Les producteurs n’existent pas sans les affineurs. L’atout de l’élevage
français c’est la qualité de de l’esturgeon et de ses œufs qui ne sont pas
ovulés. Contrairement à d’autres élevages qui font ovuler le poisson à coup
d’hormones. »
Même si chaque
espèce a ces qualités gustatives, c’est le soavoir faire de l’affineur qui fait
tout, il faut
goûter le Baeri charentais de Petrossian, entre le Royal et l’Impérial, il y a
une grande différence. Et à l’aveugle, il faut être expert pour faire la différence avec un osciètre ou un bélouga. Mais tout cela reste tellement
subjectif.
Comment
déguster
Les conseils
d’Armen Pétrossian pour choisir un bon caviar : faites confiance à vos sens.

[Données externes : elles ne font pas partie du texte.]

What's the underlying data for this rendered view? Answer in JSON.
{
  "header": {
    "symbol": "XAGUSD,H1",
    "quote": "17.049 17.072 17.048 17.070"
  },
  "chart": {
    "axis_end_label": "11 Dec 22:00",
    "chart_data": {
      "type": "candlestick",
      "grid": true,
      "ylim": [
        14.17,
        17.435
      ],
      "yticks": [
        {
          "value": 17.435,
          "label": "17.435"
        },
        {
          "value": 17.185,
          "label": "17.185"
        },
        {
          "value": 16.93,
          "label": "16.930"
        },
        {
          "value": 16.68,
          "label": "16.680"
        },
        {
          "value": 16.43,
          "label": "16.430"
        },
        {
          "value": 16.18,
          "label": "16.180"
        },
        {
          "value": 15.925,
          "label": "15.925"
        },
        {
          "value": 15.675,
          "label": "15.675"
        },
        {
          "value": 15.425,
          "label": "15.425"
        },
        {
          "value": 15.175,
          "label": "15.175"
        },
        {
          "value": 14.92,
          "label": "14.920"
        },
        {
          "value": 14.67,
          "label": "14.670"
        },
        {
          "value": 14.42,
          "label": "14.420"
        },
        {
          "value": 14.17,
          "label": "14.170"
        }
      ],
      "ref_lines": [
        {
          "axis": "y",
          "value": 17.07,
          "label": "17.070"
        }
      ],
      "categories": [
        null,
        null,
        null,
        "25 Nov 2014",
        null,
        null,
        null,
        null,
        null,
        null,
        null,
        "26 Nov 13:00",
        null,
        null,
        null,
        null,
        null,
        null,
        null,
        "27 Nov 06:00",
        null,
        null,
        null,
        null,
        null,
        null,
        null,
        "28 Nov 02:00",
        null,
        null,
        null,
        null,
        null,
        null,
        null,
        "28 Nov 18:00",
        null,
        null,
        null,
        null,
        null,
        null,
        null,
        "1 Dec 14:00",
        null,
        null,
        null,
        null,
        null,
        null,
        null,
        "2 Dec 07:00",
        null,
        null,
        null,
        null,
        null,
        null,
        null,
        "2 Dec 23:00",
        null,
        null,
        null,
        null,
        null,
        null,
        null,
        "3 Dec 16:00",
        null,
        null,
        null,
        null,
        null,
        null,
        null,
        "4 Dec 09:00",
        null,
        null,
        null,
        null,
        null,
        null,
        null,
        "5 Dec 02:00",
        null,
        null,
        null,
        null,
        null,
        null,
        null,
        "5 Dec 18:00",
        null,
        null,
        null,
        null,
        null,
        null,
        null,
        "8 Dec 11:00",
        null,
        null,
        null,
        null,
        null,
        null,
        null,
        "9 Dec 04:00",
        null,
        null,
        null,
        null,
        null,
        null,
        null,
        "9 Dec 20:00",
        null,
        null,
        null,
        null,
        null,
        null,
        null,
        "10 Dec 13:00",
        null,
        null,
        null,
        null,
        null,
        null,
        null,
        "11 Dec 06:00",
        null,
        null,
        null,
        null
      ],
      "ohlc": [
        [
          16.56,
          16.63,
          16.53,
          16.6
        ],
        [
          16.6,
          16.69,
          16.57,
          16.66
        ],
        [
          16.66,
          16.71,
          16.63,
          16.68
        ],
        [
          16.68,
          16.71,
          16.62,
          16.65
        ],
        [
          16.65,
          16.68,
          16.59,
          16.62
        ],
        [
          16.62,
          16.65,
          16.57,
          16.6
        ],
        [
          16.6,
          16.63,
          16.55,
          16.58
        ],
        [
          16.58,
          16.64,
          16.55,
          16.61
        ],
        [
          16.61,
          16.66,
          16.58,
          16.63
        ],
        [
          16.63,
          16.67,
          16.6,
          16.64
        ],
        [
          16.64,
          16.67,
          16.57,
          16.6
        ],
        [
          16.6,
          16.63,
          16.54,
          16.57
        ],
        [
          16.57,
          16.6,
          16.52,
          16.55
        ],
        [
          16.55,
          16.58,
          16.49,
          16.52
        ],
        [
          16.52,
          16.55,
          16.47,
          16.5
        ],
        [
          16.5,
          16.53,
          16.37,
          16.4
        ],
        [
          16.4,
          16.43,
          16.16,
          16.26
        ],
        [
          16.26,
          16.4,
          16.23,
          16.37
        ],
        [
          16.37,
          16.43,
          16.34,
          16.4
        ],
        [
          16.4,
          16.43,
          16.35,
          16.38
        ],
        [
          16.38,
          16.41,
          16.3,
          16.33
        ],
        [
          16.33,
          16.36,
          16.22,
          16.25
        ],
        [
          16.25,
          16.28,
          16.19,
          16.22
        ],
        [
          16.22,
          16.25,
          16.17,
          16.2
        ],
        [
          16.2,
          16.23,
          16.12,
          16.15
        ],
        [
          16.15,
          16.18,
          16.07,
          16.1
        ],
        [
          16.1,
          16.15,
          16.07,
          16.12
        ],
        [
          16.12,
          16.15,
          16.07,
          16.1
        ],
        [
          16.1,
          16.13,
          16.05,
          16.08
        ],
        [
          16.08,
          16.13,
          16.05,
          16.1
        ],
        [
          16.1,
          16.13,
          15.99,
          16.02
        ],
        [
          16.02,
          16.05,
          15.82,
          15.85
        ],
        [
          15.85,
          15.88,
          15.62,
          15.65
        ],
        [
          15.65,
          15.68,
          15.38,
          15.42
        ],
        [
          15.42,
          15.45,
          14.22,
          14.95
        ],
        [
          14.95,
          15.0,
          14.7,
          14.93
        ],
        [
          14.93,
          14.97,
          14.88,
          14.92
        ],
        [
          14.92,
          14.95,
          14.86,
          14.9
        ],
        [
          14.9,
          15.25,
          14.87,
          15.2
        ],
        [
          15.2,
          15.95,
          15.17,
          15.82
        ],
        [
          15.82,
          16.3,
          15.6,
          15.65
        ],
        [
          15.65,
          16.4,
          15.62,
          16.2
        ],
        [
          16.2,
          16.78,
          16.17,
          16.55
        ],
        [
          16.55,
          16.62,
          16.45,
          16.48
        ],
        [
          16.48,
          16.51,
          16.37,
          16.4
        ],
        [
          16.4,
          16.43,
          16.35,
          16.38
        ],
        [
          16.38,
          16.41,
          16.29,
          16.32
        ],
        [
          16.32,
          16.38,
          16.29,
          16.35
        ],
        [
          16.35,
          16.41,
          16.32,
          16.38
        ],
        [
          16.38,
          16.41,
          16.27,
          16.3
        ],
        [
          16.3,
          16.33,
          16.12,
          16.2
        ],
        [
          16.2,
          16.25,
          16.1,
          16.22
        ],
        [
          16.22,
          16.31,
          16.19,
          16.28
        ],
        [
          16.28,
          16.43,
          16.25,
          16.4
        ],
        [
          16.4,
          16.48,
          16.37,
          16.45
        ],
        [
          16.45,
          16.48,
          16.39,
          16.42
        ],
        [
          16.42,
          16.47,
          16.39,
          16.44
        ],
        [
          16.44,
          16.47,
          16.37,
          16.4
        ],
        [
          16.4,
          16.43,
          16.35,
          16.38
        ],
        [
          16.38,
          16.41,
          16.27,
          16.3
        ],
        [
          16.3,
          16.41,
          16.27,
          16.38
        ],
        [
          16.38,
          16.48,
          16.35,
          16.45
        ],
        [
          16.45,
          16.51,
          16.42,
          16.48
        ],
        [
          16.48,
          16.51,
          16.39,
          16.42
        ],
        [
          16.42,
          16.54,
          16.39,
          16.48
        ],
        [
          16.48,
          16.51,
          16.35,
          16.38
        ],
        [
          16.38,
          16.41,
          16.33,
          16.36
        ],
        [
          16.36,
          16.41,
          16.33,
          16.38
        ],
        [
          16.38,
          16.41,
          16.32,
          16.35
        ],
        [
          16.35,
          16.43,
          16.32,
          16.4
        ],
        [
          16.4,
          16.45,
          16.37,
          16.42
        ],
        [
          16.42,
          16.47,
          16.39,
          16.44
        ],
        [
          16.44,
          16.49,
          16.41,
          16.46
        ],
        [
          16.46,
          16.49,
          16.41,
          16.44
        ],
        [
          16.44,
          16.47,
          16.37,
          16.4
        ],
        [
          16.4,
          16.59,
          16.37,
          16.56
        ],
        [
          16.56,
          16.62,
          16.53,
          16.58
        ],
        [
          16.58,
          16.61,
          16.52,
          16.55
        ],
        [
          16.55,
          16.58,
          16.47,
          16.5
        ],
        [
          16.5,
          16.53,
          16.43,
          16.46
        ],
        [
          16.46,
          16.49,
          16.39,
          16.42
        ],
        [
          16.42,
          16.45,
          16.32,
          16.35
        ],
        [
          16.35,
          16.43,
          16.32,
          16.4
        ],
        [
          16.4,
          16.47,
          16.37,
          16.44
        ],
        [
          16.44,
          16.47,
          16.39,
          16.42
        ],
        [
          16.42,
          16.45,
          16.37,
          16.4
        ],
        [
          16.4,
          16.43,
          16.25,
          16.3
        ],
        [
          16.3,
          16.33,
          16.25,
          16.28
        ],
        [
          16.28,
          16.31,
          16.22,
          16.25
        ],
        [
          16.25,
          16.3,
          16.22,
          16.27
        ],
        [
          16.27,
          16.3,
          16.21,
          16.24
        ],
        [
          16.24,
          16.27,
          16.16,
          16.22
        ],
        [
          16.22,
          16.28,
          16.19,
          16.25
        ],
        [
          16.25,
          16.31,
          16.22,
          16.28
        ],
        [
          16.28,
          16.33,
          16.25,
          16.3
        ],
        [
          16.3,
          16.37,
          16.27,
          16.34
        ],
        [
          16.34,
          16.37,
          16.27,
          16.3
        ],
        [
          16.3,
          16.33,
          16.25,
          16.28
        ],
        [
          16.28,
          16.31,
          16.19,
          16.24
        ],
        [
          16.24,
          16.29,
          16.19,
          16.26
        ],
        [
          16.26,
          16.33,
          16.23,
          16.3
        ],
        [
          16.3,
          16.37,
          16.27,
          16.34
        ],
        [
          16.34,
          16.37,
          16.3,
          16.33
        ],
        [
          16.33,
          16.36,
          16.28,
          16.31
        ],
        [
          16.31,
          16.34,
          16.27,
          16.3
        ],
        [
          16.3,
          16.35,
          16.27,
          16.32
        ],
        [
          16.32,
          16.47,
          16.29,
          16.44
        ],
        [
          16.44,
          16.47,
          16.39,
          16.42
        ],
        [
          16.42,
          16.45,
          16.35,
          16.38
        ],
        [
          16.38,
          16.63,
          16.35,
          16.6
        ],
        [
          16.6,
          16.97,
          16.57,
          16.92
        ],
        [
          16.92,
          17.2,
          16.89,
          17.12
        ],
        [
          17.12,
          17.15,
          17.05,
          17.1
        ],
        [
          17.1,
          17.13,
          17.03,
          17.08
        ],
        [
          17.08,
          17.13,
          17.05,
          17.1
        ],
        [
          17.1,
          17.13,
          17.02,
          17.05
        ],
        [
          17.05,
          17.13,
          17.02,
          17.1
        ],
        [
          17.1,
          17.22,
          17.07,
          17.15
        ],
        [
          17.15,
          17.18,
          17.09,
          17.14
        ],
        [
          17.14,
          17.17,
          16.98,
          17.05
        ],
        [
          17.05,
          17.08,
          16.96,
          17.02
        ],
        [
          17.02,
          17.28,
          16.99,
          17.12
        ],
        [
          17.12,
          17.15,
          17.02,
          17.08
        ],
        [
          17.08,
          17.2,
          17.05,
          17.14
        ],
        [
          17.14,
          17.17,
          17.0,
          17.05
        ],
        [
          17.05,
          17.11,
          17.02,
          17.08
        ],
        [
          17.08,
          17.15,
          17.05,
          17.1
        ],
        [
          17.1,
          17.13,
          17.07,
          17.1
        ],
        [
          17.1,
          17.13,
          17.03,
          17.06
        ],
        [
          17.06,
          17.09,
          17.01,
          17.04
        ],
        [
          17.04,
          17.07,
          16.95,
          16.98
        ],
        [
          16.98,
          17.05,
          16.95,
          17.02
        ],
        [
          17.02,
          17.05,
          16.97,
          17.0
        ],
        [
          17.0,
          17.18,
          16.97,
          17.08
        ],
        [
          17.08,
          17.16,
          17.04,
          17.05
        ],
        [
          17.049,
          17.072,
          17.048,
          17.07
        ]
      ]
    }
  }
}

Au nez,
pas d’odeur parasite. Dégustation
à la cuillère en porcelaine, nacre, ou nylon. Température de service 12°.
Présentez la boîte de caviar simplement sur un lit de glace et dégustez ensuite
à la petite cuillère pour apprécier ses œufs particulièrement croquants qui
roulent en bouche. Évitez d’utiliser un ustensile en argent ou en métal qui
oxyde le caviar. Et n’oubliez pas la vodka de France!